La dernière projection Europe Elects du site Euractiv donne aux deux groupes 83 députés, une croissance par rapport aux 73 ajoutés par ID lors des élections de 2019 et aux 62 d’ECR : ils seraient les quatrième et cinquième forces, à la limite des 85 sièges attendus pour le scrutin. les libéraux de Renew Europe, qui chutent de ses 108 sièges en 2019 mais conserveraient la troisième position. Un seul bloc potentiel de la L’extrême droite, avec 166 sièges, resterait proche du groupe majoritaire, le Parti populaire, qui atteindrait désormais 182 sièges et dépasserait son habituel dauphin, les sociaux-démocrates, qui atteindraient 134.

Les sondages montrent un déclin des partis traditionnels, ajouté à une forte abstention, qui lors des dernières élections se situait entre 40 et 50 pour cent. A ce sujet Aitor Hernández-Moralesjournaliste au média POLITICO, a déclaré : « Ce que nous appelons le capitalisme tardif ne fonctionne pas. Quand nous parlons de qualité de vie, les choses sont terribles. Il y a une énorme crise du logement dans toutes les régions d’Europe, l’inflation a beaucoup touché et il y a ensuite des secteurs stratégiques. en déclin“. Pour Hernández-Morales, il s’agit de citoyens européens qui “se tournent vers les partis les plus populistes parce que les partis traditionnels n’ont pas apporté de solutions jusqu’à présent”.

Mais tout n’est pas rose à l’extrême droite. L’AfD allemande a interdit ce mercredi à son principal candidat aux élections européennes, Maximilian Krah, d’assister aux événements de campagne., après quelques déclarations controversées sur les SS nazis. Krah a assuré au journal italien La république Quoi un membre de l’organisation paramilitaire nazie SS “n’est pas automatiquement un criminel”. Cela a amené l’extrême droite de Le Pen en France, ou la Ligue de Mateo Salvini, à annoncer qu’elle ne partagerait plus de groupe avec ses alliés allemands au Parlement européen.

Les pouvoirs du Parlement

Le Parlement européen C’est la seule institution européenne dont les membres sont élus directement par les citoyens, au scrutin universel et secret. Une fois constitué, le pouvoir législatif élit à la majorité absolue la présidence de la Commission européenne et les commissaires européens. Sa fonction première est de discuter et de voter les projets de loi envoyés par la Commission, institution qu’elle contrôle. En septembre 2023, le nombre de sièges est passé de 705 à 720 pour la prochaine législature (2024-2029).

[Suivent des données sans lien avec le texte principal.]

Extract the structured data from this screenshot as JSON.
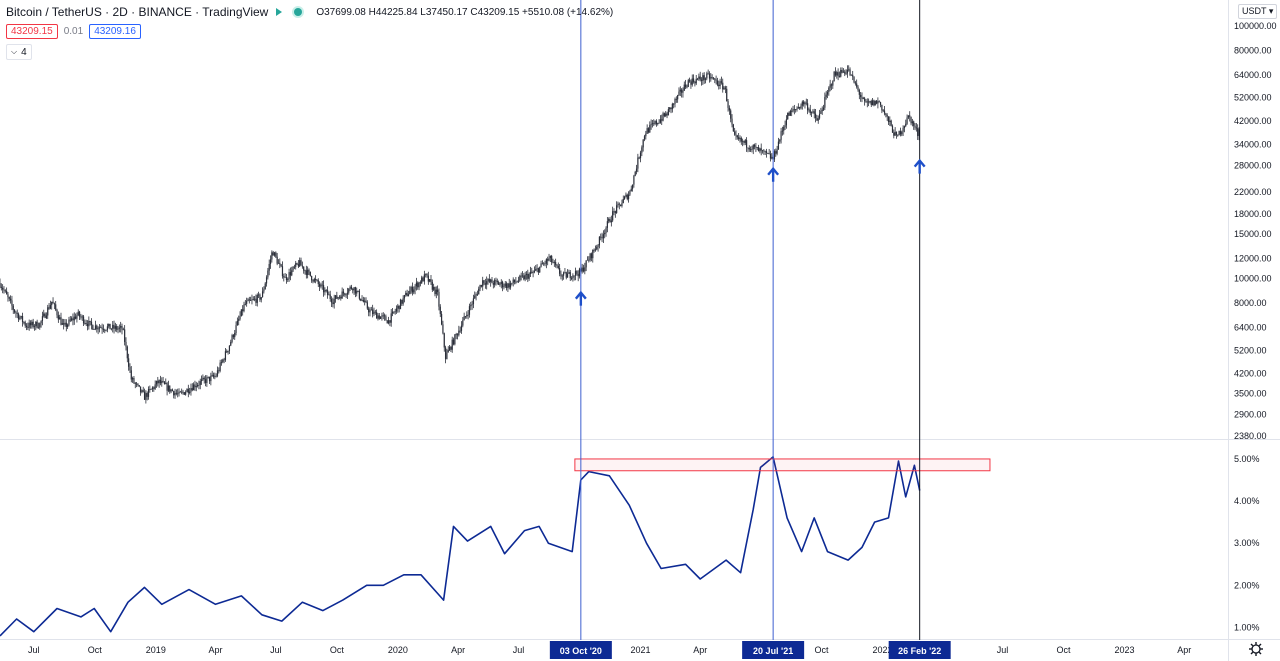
{
  "header": {
    "title": "Bitcoin / TetherUS · 2D · BINANCE · TradingView",
    "ohlc": "O37699.08 H44225.84 L37450.17 C43209.15 +5510.08 (+14.62%)",
    "bid": "43209.15",
    "spread": "0.01",
    "ask": "43209.16",
    "indicator_count": "4",
    "currency_button": "USDT"
  },
  "colors": {
    "up_arrow": "#1e4fc9",
    "indicator_line": "#0d2a94",
    "highlight_box": "#f23645",
    "date_label_bg": "#0d2a94"
  },
  "chart_data": [
    {
      "type": "candlestick",
      "scale": "log",
      "y_tick_labels": [
        "100000.00",
        "80000.00",
        "64000.00",
        "52000.00",
        "42000.00",
        "34000.00",
        "28000.00",
        "22000.00",
        "18000.00",
        "15000.00",
        "12000.00",
        "10000.00",
        "8000.00",
        "6400.00",
        "5200.00",
        "4200.00",
        "3500.00",
        "2900.00",
        "2380.00"
      ],
      "y_ticks": [
        100000,
        80000,
        64000,
        52000,
        42000,
        34000,
        28000,
        22000,
        18000,
        15000,
        12000,
        10000,
        8000,
        6400,
        5200,
        4200,
        3500,
        2900,
        2380
      ],
      "ylim": [
        2380,
        100000
      ],
      "x_tick_labels": [
        "Jul",
        "Oct",
        "2019",
        "Apr",
        "Jul",
        "Oct",
        "2020",
        "Apr",
        "Jul",
        "2021",
        "Apr",
        "Oct",
        "2022",
        "Jul",
        "Oct",
        "2023",
        "Apr"
      ],
      "x_ticks": [
        "2018-07-01",
        "2018-10-01",
        "2019-01-01",
        "2019-04-01",
        "2019-07-01",
        "2019-10-01",
        "2020-01-01",
        "2020-04-01",
        "2020-07-01",
        "2021-01-01",
        "2021-04-01",
        "2021-10-01",
        "2022-01-01",
        "2022-07-01",
        "2022-10-01",
        "2023-01-01",
        "2023-04-01"
      ],
      "xlim": [
        "2018-05-11",
        "2023-06-06"
      ],
      "close_path": [
        [
          "2018-05-11",
          9600
        ],
        [
          "2018-06-01",
          7500
        ],
        [
          "2018-06-20",
          6500
        ],
        [
          "2018-07-10",
          6600
        ],
        [
          "2018-07-28",
          8100
        ],
        [
          "2018-08-15",
          6400
        ],
        [
          "2018-09-05",
          7200
        ],
        [
          "2018-09-25",
          6500
        ],
        [
          "2018-10-20",
          6400
        ],
        [
          "2018-11-12",
          6300
        ],
        [
          "2018-11-25",
          4000
        ],
        [
          "2018-12-15",
          3400
        ],
        [
          "2019-01-05",
          3900
        ],
        [
          "2019-02-05",
          3450
        ],
        [
          "2019-03-01",
          3800
        ],
        [
          "2019-04-01",
          4100
        ],
        [
          "2019-04-20",
          5300
        ],
        [
          "2019-05-15",
          7900
        ],
        [
          "2019-06-10",
          8500
        ],
        [
          "2019-06-26",
          12900
        ],
        [
          "2019-07-15",
          10000
        ],
        [
          "2019-08-05",
          11500
        ],
        [
          "2019-09-01",
          9600
        ],
        [
          "2019-09-25",
          8200
        ],
        [
          "2019-10-25",
          9300
        ],
        [
          "2019-11-20",
          7400
        ],
        [
          "2019-12-18",
          6800
        ],
        [
          "2020-01-15",
          8700
        ],
        [
          "2020-02-12",
          10200
        ],
        [
          "2020-03-01",
          8600
        ],
        [
          "2020-03-13",
          4900
        ],
        [
          "2020-04-10",
          6900
        ],
        [
          "2020-05-08",
          9800
        ],
        [
          "2020-06-15",
          9400
        ],
        [
          "2020-07-25",
          10600
        ],
        [
          "2020-08-17",
          12000
        ],
        [
          "2020-09-05",
          10200
        ],
        [
          "2020-10-03",
          10600
        ],
        [
          "2020-10-27",
          13500
        ],
        [
          "2020-11-20",
          18000
        ],
        [
          "2020-12-16",
          22000
        ],
        [
          "2021-01-08",
          38000
        ],
        [
          "2021-02-10",
          45000
        ],
        [
          "2021-03-13",
          60000
        ],
        [
          "2021-04-14",
          63000
        ],
        [
          "2021-05-08",
          57000
        ],
        [
          "2021-05-22",
          36000
        ],
        [
          "2021-06-20",
          33000
        ],
        [
          "2021-07-20",
          29800
        ],
        [
          "2021-08-10",
          44000
        ],
        [
          "2021-09-05",
          50000
        ],
        [
          "2021-09-25",
          42000
        ],
        [
          "2021-10-20",
          64000
        ],
        [
          "2021-11-10",
          67000
        ],
        [
          "2021-12-05",
          49000
        ],
        [
          "2021-12-27",
          50000
        ],
        [
          "2022-01-22",
          36000
        ],
        [
          "2022-02-10",
          44000
        ],
        [
          "2022-02-24",
          37000
        ],
        [
          "2022-02-26",
          43209
        ]
      ]
    },
    {
      "type": "line",
      "y_tick_labels": [
        "5.00%",
        "4.00%",
        "3.00%",
        "2.00%",
        "1.00%"
      ],
      "y_ticks": [
        5,
        4,
        3,
        2,
        1
      ],
      "ylim": [
        0.75,
        5.45
      ],
      "points": [
        [
          "2018-05-11",
          0.8
        ],
        [
          "2018-06-05",
          1.2
        ],
        [
          "2018-07-01",
          0.9
        ],
        [
          "2018-08-05",
          1.45
        ],
        [
          "2018-09-10",
          1.25
        ],
        [
          "2018-09-30",
          1.45
        ],
        [
          "2018-10-25",
          0.9
        ],
        [
          "2018-11-20",
          1.6
        ],
        [
          "2018-12-15",
          1.95
        ],
        [
          "2019-01-10",
          1.55
        ],
        [
          "2019-02-20",
          1.9
        ],
        [
          "2019-04-01",
          1.55
        ],
        [
          "2019-05-10",
          1.75
        ],
        [
          "2019-06-10",
          1.3
        ],
        [
          "2019-07-10",
          1.15
        ],
        [
          "2019-08-10",
          1.6
        ],
        [
          "2019-09-10",
          1.4
        ],
        [
          "2019-10-10",
          1.65
        ],
        [
          "2019-11-15",
          2.0
        ],
        [
          "2019-12-10",
          2.0
        ],
        [
          "2020-01-10",
          2.25
        ],
        [
          "2020-02-05",
          2.25
        ],
        [
          "2020-03-10",
          1.65
        ],
        [
          "2020-03-25",
          3.4
        ],
        [
          "2020-04-15",
          3.05
        ],
        [
          "2020-05-20",
          3.4
        ],
        [
          "2020-06-10",
          2.75
        ],
        [
          "2020-07-10",
          3.3
        ],
        [
          "2020-08-01",
          3.4
        ],
        [
          "2020-08-15",
          3.0
        ],
        [
          "2020-09-20",
          2.8
        ],
        [
          "2020-10-03",
          4.5
        ],
        [
          "2020-10-15",
          4.7
        ],
        [
          "2020-11-15",
          4.6
        ],
        [
          "2020-12-15",
          3.9
        ],
        [
          "2021-01-10",
          3.0
        ],
        [
          "2021-02-01",
          2.4
        ],
        [
          "2021-03-10",
          2.5
        ],
        [
          "2021-04-01",
          2.15
        ],
        [
          "2021-05-10",
          2.6
        ],
        [
          "2021-06-01",
          2.3
        ],
        [
          "2021-06-20",
          3.8
        ],
        [
          "2021-07-01",
          4.8
        ],
        [
          "2021-07-20",
          5.05
        ],
        [
          "2021-08-10",
          3.6
        ],
        [
          "2021-09-01",
          2.8
        ],
        [
          "2021-09-20",
          3.6
        ],
        [
          "2021-10-10",
          2.8
        ],
        [
          "2021-11-10",
          2.6
        ],
        [
          "2021-12-01",
          2.9
        ],
        [
          "2021-12-20",
          3.5
        ],
        [
          "2022-01-10",
          3.6
        ],
        [
          "2022-01-25",
          4.95
        ],
        [
          "2022-02-05",
          4.1
        ],
        [
          "2022-02-18",
          4.85
        ],
        [
          "2022-02-26",
          4.25
        ]
      ]
    }
  ],
  "annotations": {
    "vertical_lines": [
      {
        "date": "2020-10-03",
        "label": "03 Oct '20"
      },
      {
        "date": "2021-07-20",
        "label": "20 Jul '21"
      },
      {
        "date": "2022-02-26",
        "label": "26 Feb '22"
      }
    ],
    "up_arrows": [
      {
        "date": "2020-10-03",
        "price": 8400
      },
      {
        "date": "2021-07-20",
        "price": 26000
      },
      {
        "date": "2022-02-26",
        "price": 28000
      }
    ],
    "highlight_box": {
      "date_from": "2020-09-24",
      "date_to": "2022-06-12",
      "value_from": 4.72,
      "value_to": 5.0
    }
  }
}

La raison en est l’évolution démographique dans l’UE depuis les élections de 2019.

Parmi les principaux aspects à considérer lors des prochaines élections, María Victoria Álvarez énumère « les résultats par pays, qui peuvent ou non être favorables au gouvernement en place ; les résultats des forces politiques alternatives ; les possibles coalitions et alliances au sein le Parlement et les candidats à la présidence de la Commission européenne”, occupée aujourd’hui par une influente Ursula von der Leyen, qui se présentera aux élections.